For your CREATE TABLE statement, you can use the Grok SerDe and a grok pattern similar to the one for Apache web server logs. Unlike Apache logs, the grok pattern uses %{DATA:user_id} for the third field instead of %{USERNAME:user_id} to account for the presence of the backslash in domain\user_id. For more information about using the Grok SerDe, see Writing grok custom classifiers in the Amazon Glue Developer Guide.

To create a table in Athena for IIS NCSA web server logs
  1. Open the Athena console at https://console.amazonaws.cn/athena/.

  2. Paste the following DDL statement into the Athena Query Editor. Modify the values in LOCATION 's3://amzn-s3-demo-bucket/iis-ncsa-logs/' to point to your IIS NCSA logs in Amazon S3.

    CREATE EXTERNAL TABLE iis_ncsa_logs( client_ip string, client_id string, user_id string, request_received_time string, client_request string, server_status string, returned_obj_size string ) ROW FORMAT SERDE 'com.amazonaws.glue.serde.GrokSerDe' WITH SERDEPROPERTIES ( 'input.format'='^%{IPV4:client_ip} %{DATA:client_id} %{DATA:user_id} %{GREEDYDATA:request_received_time} %{QUOTEDSTRING:client_request} %{DATA:server_status} %{DATA: returned_obj_size}$' ) STORED AS INPUTFORMAT 'org.apache.hadoop.mapred.TextInputFormat' OUTPUTFORMAT 'org.apache.hadoop.hive.ql.io.HiveIgnoreKeyTextOutputFormat' LOCATION 's3://amzn-s3-demo-bucket/iis-ncsa-logs/';
  3. Run the query in the Athena console to register the iis_ncsa_logs table. When the query completes, the logs are ready for you to query from Athena.
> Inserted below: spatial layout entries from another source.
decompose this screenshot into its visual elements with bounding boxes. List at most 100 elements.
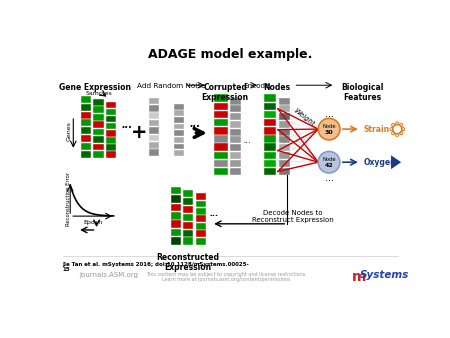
- Bar: [214, 152, 228, 159]
- Text: Biological
Features: Biological Features: [341, 83, 383, 102]
- Text: Journals.ASM.org: Journals.ASM.org: [80, 271, 139, 277]
- Bar: [264, 111, 276, 118]
- Text: +: +: [131, 123, 148, 142]
- Text: ...: ...: [189, 119, 201, 129]
- Bar: [279, 144, 290, 151]
- Bar: [264, 135, 276, 143]
- Bar: [174, 124, 184, 129]
- Bar: [230, 152, 241, 159]
- Bar: [162, 122, 172, 128]
- Bar: [183, 230, 194, 237]
- Bar: [230, 113, 241, 120]
- Bar: [94, 99, 104, 106]
- Bar: [230, 105, 241, 112]
- Bar: [81, 127, 91, 134]
- Bar: [94, 121, 104, 128]
- Bar: [149, 105, 159, 112]
- Text: 30: 30: [325, 130, 333, 135]
- Text: This content may be subject to copyright and license restrictions.
Learn more at: This content may be subject to copyright…: [146, 271, 307, 282]
- Text: Reconstruction Error: Reconstruction Error: [66, 172, 71, 226]
- Polygon shape: [391, 155, 401, 169]
- Bar: [174, 104, 184, 110]
- Text: Node: Node: [322, 124, 336, 129]
- Bar: [214, 160, 228, 167]
- Bar: [230, 144, 241, 151]
- Bar: [106, 151, 116, 158]
- Bar: [162, 129, 172, 135]
- Text: Weight: Weight: [292, 107, 316, 128]
- Bar: [174, 144, 184, 149]
- Text: Add Random Noise: Add Random Noise: [137, 83, 205, 89]
- Bar: [162, 150, 172, 156]
- Bar: [230, 121, 241, 128]
- Bar: [214, 119, 228, 126]
- Bar: [279, 129, 290, 136]
- Bar: [81, 96, 91, 103]
- Bar: [279, 168, 290, 174]
- Bar: [162, 115, 172, 121]
- Bar: [94, 114, 104, 121]
- Text: m: m: [352, 270, 367, 284]
- Bar: [106, 144, 116, 150]
- Bar: [174, 150, 184, 156]
- Bar: [162, 107, 172, 114]
- Bar: [149, 127, 159, 134]
- Bar: [279, 98, 290, 104]
- Bar: [279, 113, 290, 120]
- Bar: [230, 168, 241, 174]
- Bar: [81, 112, 91, 119]
- Bar: [264, 143, 276, 151]
- Bar: [214, 103, 228, 110]
- Bar: [94, 129, 104, 135]
- Text: Reconstructed
Expression: Reconstructed Expression: [157, 253, 220, 272]
- Bar: [196, 215, 206, 222]
- Bar: [230, 98, 241, 104]
- Bar: [106, 123, 116, 129]
- Bar: [149, 112, 159, 119]
- Bar: [106, 102, 116, 108]
- Bar: [264, 168, 276, 175]
- Bar: [183, 190, 194, 197]
- Bar: [196, 193, 206, 200]
- Bar: [94, 151, 104, 158]
- Bar: [196, 231, 206, 237]
- Bar: [264, 119, 276, 126]
- Bar: [279, 160, 290, 167]
- Bar: [174, 137, 184, 143]
- Bar: [279, 137, 290, 143]
- Circle shape: [318, 118, 340, 140]
- Bar: [162, 136, 172, 142]
- Bar: [81, 104, 91, 111]
- Bar: [214, 143, 228, 151]
- Bar: [264, 103, 276, 110]
- Bar: [196, 223, 206, 230]
- Bar: [279, 152, 290, 159]
- Text: Nodes: Nodes: [264, 83, 291, 92]
- Text: Oxygen: Oxygen: [363, 158, 396, 167]
- Bar: [196, 200, 206, 207]
- Bar: [214, 135, 228, 143]
- Bar: [81, 150, 91, 158]
- Bar: [149, 142, 159, 149]
- Bar: [106, 130, 116, 137]
- Bar: [171, 203, 181, 211]
- Bar: [94, 144, 104, 150]
- Text: ...: ...: [324, 109, 333, 119]
- Bar: [230, 160, 241, 167]
- Bar: [183, 222, 194, 229]
- Bar: [149, 98, 159, 104]
- Bar: [264, 160, 276, 167]
- Bar: [264, 127, 276, 135]
- Bar: [81, 143, 91, 150]
- Bar: [94, 106, 104, 113]
- Text: ADAGE model example.: ADAGE model example.: [148, 48, 313, 61]
- Bar: [171, 187, 181, 194]
- Text: ...: ...: [244, 136, 252, 145]
- Text: Corrupted
Expression: Corrupted Expression: [202, 83, 249, 102]
- Bar: [230, 129, 241, 136]
- Bar: [214, 127, 228, 135]
- Bar: [183, 214, 194, 221]
- Text: ...: ...: [210, 209, 219, 218]
- Bar: [171, 195, 181, 203]
- Bar: [196, 238, 206, 245]
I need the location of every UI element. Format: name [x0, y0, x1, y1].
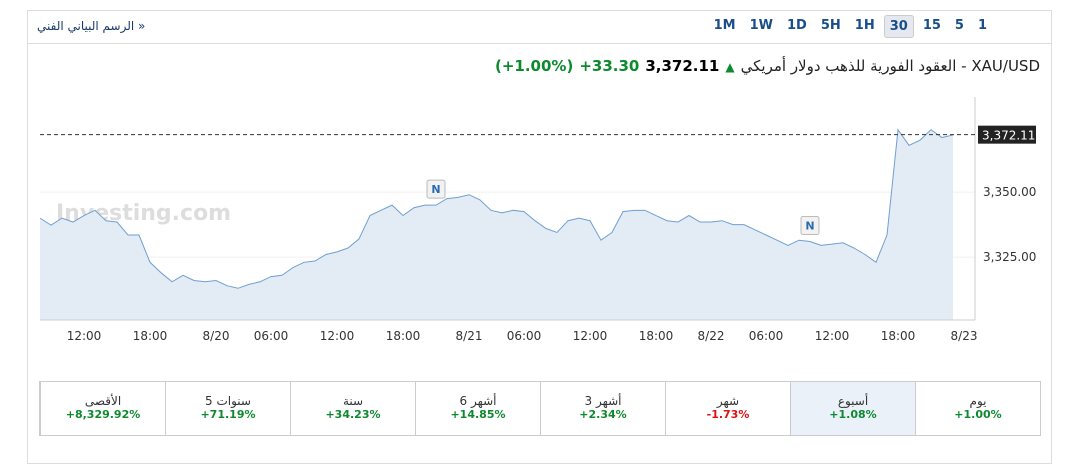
news-marker-label: N: [805, 220, 814, 233]
x-tick-label: 8/22: [698, 329, 725, 343]
performance-cell[interactable]: 3 أشهر +2.34%: [540, 382, 665, 435]
x-tick-label: 06:00: [254, 329, 289, 343]
performance-cell[interactable]: شهر -1.73%: [665, 382, 790, 435]
performance-table: يوم +1.00% أسبوع +1.08% شهر -1.73% 3 أشهر +2.34…: [39, 381, 1041, 436]
widget: [27, 10, 1052, 464]
performance-cell[interactable]: سنة +34.23%: [290, 382, 415, 435]
interval-button[interactable]: 30: [883, 15, 914, 38]
x-tick-label: 12:00: [573, 329, 608, 343]
price: 3,372.11: [645, 57, 720, 75]
y-tick-label: 3,325.00: [983, 250, 1036, 264]
period-label: سنة: [342, 394, 364, 408]
change-pct: (+1.00%): [495, 57, 574, 75]
interval-button[interactable]: 5: [954, 18, 964, 33]
period-label: 3 أشهر: [584, 394, 622, 408]
x-tick-label: 8/20: [203, 329, 230, 343]
interval-button[interactable]: 1: [977, 18, 987, 33]
x-tick-label: 06:00: [749, 329, 784, 343]
performance-cell[interactable]: الأقصى +8,329.92%: [40, 382, 165, 435]
performance-cell[interactable]: 5 سنوات +71.19%: [165, 382, 290, 435]
x-tick-label: 18:00: [133, 329, 168, 343]
interval-button[interactable]: 1W: [749, 18, 773, 33]
x-tick-label: 12:00: [815, 329, 850, 343]
period-change: +1.00%: [954, 408, 1002, 421]
interval-button[interactable]: 15: [922, 18, 941, 33]
link-arrow[interactable]: »: [138, 19, 146, 33]
interval-button[interactable]: 1D: [787, 18, 807, 33]
performance-cell[interactable]: يوم +1.00%: [915, 382, 1040, 435]
x-tick-label: 06:00: [507, 329, 542, 343]
period-label: الأقصى: [84, 394, 122, 408]
x-tick-label: 18:00: [386, 329, 421, 343]
instrument-title: XAU/USD - العقود الفورية للذهب دولار أمر…: [740, 57, 1040, 75]
x-tick-label: 12:00: [320, 329, 355, 343]
y-tick-label: 3,350.00: [983, 185, 1036, 199]
performance-cell[interactable]: أسبوع +1.08%: [790, 382, 915, 435]
period-label: 5 سنوات: [205, 394, 251, 408]
toolbar: الرسم البياني الفني » 1M 1W 1D 5H 1H 30 15 5 1: [27, 10, 1052, 44]
period-change: +1.08%: [829, 408, 877, 421]
x-tick-label: 12:00: [67, 329, 102, 343]
price-tag: [978, 125, 1036, 144]
change: +33.30: [579, 57, 640, 75]
news-marker-label: N: [431, 183, 440, 196]
period-change: -1.73%: [706, 408, 750, 421]
x-tick-label: 18:00: [881, 329, 916, 343]
period-change: +71.19%: [200, 408, 256, 421]
period-change: +2.34%: [579, 408, 627, 421]
news-marker[interactable]: [426, 179, 446, 199]
x-tick-label: 18:00: [639, 329, 674, 343]
area: [40, 129, 953, 320]
period-change: +34.23%: [325, 408, 381, 421]
interval-button[interactable]: 1M: [713, 18, 736, 33]
interval-button[interactable]: 1H: [854, 18, 875, 33]
period-label: 6 أشهر: [459, 394, 497, 408]
price-tag-label: 3,372.11: [982, 129, 1035, 143]
period-change: +14.85%: [450, 408, 506, 421]
period-label: أسبوع: [837, 394, 869, 408]
quote: XAU/USD - العقود الفورية للذهب دولار أمر…: [495, 57, 1040, 75]
performance-cell[interactable]: 6 أشهر +14.85%: [415, 382, 540, 435]
link-text[interactable]: الرسم البياني الفني: [37, 19, 135, 33]
news-marker[interactable]: [800, 216, 820, 236]
period-label: يوم: [969, 394, 987, 408]
x-tick-label: 8/23: [951, 329, 978, 343]
period-label: شهر: [716, 394, 740, 408]
technical-link[interactable]: الرسم البياني الفني »: [37, 19, 145, 33]
line: [39, 128, 954, 289]
interval-button[interactable]: 5H: [820, 18, 841, 33]
intervals: 1M 1W 1D 5H 1H 30 15 5 1: [709, 15, 992, 38]
period-change: +8,329.92%: [65, 408, 141, 421]
x-tick-label: 8/21: [456, 329, 483, 343]
up-arrow: ▲: [725, 60, 735, 74]
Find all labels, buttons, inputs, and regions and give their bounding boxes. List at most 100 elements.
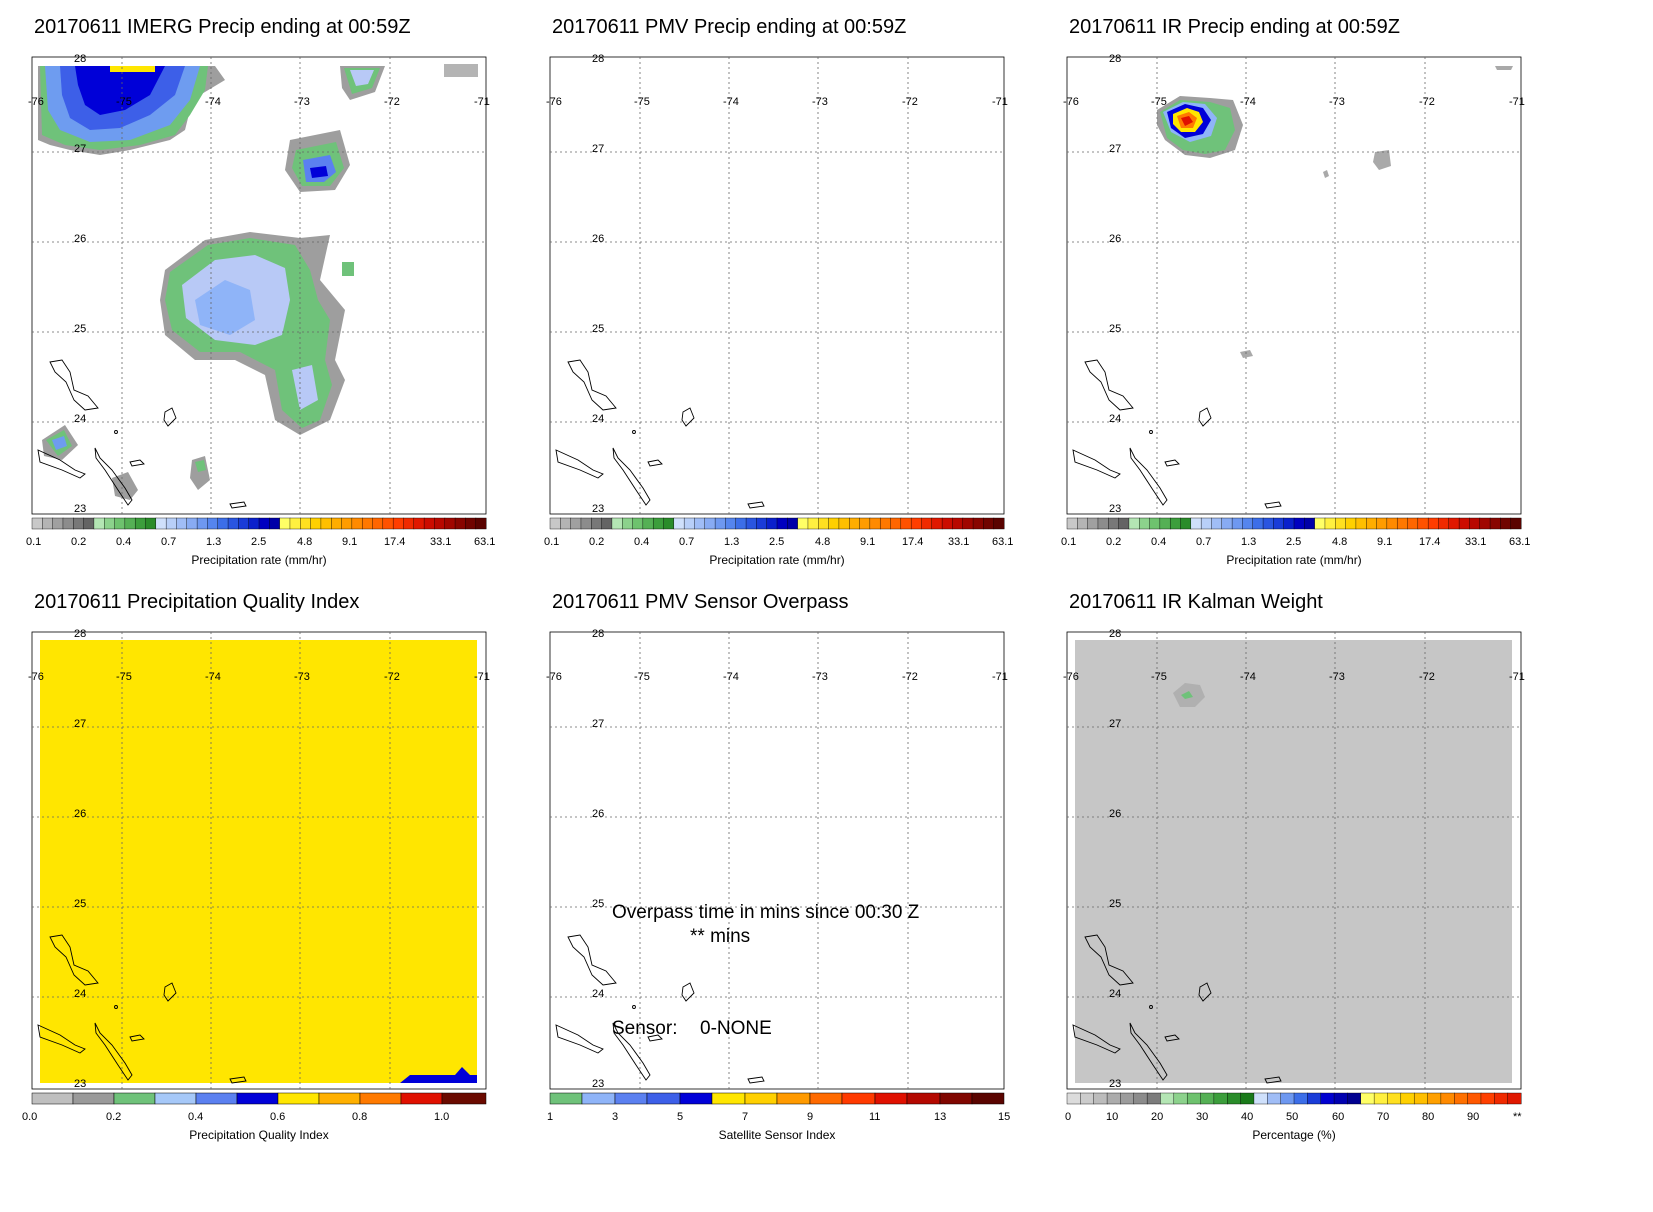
svg-text:26: 26 (592, 233, 604, 245)
colorbar-cell (331, 517, 343, 530)
svg-text:-75: -75 (634, 671, 650, 683)
colorbar-cell (756, 517, 768, 530)
colorbar (549, 1092, 1005, 1105)
svg-text:63.1: 63.1 (1509, 536, 1530, 548)
svg-text:0.1: 0.1 (26, 536, 41, 548)
svg-text:-76: -76 (28, 671, 44, 683)
svg-text:23: 23 (1109, 503, 1121, 515)
colorbar-cell (931, 517, 943, 530)
colorbar-cell (776, 517, 788, 530)
svg-text:9.1: 9.1 (860, 536, 875, 548)
svg-text:90: 90 (1467, 1111, 1479, 1123)
colorbar-cell (1448, 517, 1460, 530)
pqi-map: -76 -75 -74 -73 -72 -71 28 27 26 25 24 2… (22, 628, 490, 1142)
lon-label: -71 (474, 96, 490, 108)
colorbar-cell (818, 517, 830, 530)
colorbar-cell (1366, 517, 1378, 530)
svg-text:0.4: 0.4 (1151, 536, 1166, 548)
pmv-map: -76 -75 -74 -73 -72 -71 28 27 26 25 24 2… (544, 53, 1013, 567)
svg-text:1.3: 1.3 (724, 536, 739, 548)
colorbar-cell (632, 517, 644, 530)
colorbar-cell (1200, 517, 1212, 530)
svg-text:4.8: 4.8 (1332, 536, 1347, 548)
colorbar-cell (1500, 517, 1512, 530)
svg-text:28: 28 (74, 628, 86, 640)
colorbar-cell (663, 517, 675, 530)
svg-text:7: 7 (742, 1111, 748, 1123)
colorbar-cell (1231, 517, 1243, 530)
colorbar-title: Satellite Sensor Index (719, 1128, 836, 1142)
svg-text:24: 24 (1109, 413, 1121, 425)
colorbar-cell (1307, 1092, 1322, 1105)
colorbar-cell (258, 517, 270, 530)
svg-text:4.8: 4.8 (815, 536, 830, 548)
svg-text:25: 25 (592, 323, 604, 335)
svg-text:26: 26 (74, 808, 86, 820)
lat-label: 26 (74, 233, 86, 245)
svg-text:0.4: 0.4 (188, 1111, 203, 1123)
colorbar-cell (879, 517, 891, 530)
svg-text:25: 25 (1109, 323, 1121, 335)
colorbar-cell (1252, 517, 1264, 530)
colorbar-cell (1400, 1092, 1415, 1105)
svg-text:33.1: 33.1 (948, 536, 969, 548)
colorbar-cell (725, 517, 737, 530)
colorbar-cell (1262, 517, 1274, 530)
colorbar-cell (1160, 1092, 1175, 1105)
colorbar-cell (248, 517, 260, 530)
colorbar-cell (921, 517, 933, 530)
panel-sensor: 20170611 PMV Sensor Overpass -76 -75 -74… (518, 575, 1048, 1175)
colorbar-cell (1066, 1092, 1081, 1105)
lat-label: 28 (74, 53, 86, 65)
colorbar-cell (1347, 1092, 1362, 1105)
axis-labels: -76 -75 -74 -73 -72 -71 28 27 26 25 24 2… (1063, 628, 1525, 1090)
colorbar-cell (838, 517, 850, 530)
svg-text:0.2: 0.2 (589, 536, 604, 548)
coastline (1072, 934, 1282, 1084)
coastline (37, 934, 247, 1084)
colorbar-cell (62, 517, 74, 530)
colorbar-title: Precipitation rate (mm/hr) (191, 553, 326, 567)
colorbar-cell (1169, 517, 1182, 530)
svg-text:3: 3 (612, 1111, 618, 1123)
svg-text:28: 28 (1109, 53, 1121, 65)
svg-text:30: 30 (1196, 1111, 1208, 1123)
svg-text:-72: -72 (902, 96, 918, 108)
colorbar-cell (1080, 1092, 1095, 1105)
colorbar (1066, 1092, 1522, 1105)
colorbar-cell (1180, 517, 1192, 530)
colorbar-cell (1387, 1092, 1402, 1105)
svg-text:25: 25 (74, 898, 86, 910)
colorbar-cell (403, 517, 415, 530)
colorbar-cell (300, 517, 312, 530)
colorbar-cell (145, 517, 157, 530)
sensor-label: Sensor: (612, 1018, 677, 1039)
svg-text:33.1: 33.1 (430, 536, 451, 548)
svg-text:-71: -71 (1509, 96, 1525, 108)
svg-text:-73: -73 (1329, 671, 1345, 683)
axis-labels: -76 -75 -74 -73 -72 -71 28 27 26 25 24 2… (546, 53, 1008, 515)
colorbar-cell (413, 517, 425, 530)
lat-label: 23 (74, 503, 86, 515)
colorbar-labels: 1 3 5 7 9 11 13 15 Satellite Sensor Inde… (547, 1111, 1010, 1142)
colorbar-cell (289, 517, 301, 530)
svg-text:24: 24 (1109, 988, 1121, 1000)
colorbar-cell (1507, 1092, 1522, 1105)
svg-text:-72: -72 (384, 671, 400, 683)
panel-title: 20170611 IR Precip ending at 00:59Z (1069, 16, 1400, 38)
panel-kalman: 20170611 IR Kalman Weight -76 -75 -74 -7… (1035, 575, 1565, 1175)
panel-pmv: 20170611 PMV Precip ending at 00:59Z -76… (518, 0, 1048, 600)
colorbar-cell (1093, 1092, 1108, 1105)
svg-text:15: 15 (998, 1111, 1010, 1123)
svg-text:28: 28 (1109, 628, 1121, 640)
lat-label: 27 (74, 143, 86, 155)
lat-label: 25 (74, 323, 86, 335)
svg-text:24: 24 (74, 988, 86, 1000)
colorbar-cell (1494, 1092, 1509, 1105)
axis-labels: -76 -75 -74 -73 -72 -71 28 27 26 25 24 2… (1063, 53, 1525, 515)
svg-text:-73: -73 (812, 96, 828, 108)
colorbar-cell (227, 517, 239, 530)
colorbar-cell (570, 517, 582, 530)
colorbar-cell (1139, 517, 1151, 530)
svg-text:10: 10 (1106, 1111, 1118, 1123)
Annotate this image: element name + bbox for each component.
Example select queries for IIS NCSA logs

Example – Filtering for 404 errors

The following example query selects the request received time, text of the client request, and server status code from the iis_ncsa_logs table. The WHERE clause filters for HTTP status code 404 (page not found).

SELECT request_received_time, client_request, server_status FROM iis_ncsa_logs WHERE server_status = '404'

The following image shows the results of the query in the Athena Query Editor.

Querying an IIS NCSA log from Athena for HTTP 404 entries.
Example – Filtering for successful requests from a particular domain

The following example query selects the user ID, request received time, text of the client request, and server status code from the iis_ncsa_logs table. The WHERE clause filters for requests with HTTP status code 200 (successful) from users in the AnyCompany domain.

SELECT user_id, request_received_time, client_request, server_status FROM iis_ncsa_logs WHERE server_status = '200' AND user_id LIKE 'AnyCompany%'

The following image shows the results of the query in the Athena Query Editor.

Querying an IIS NCSA log from Athena for HTTP 200 entries.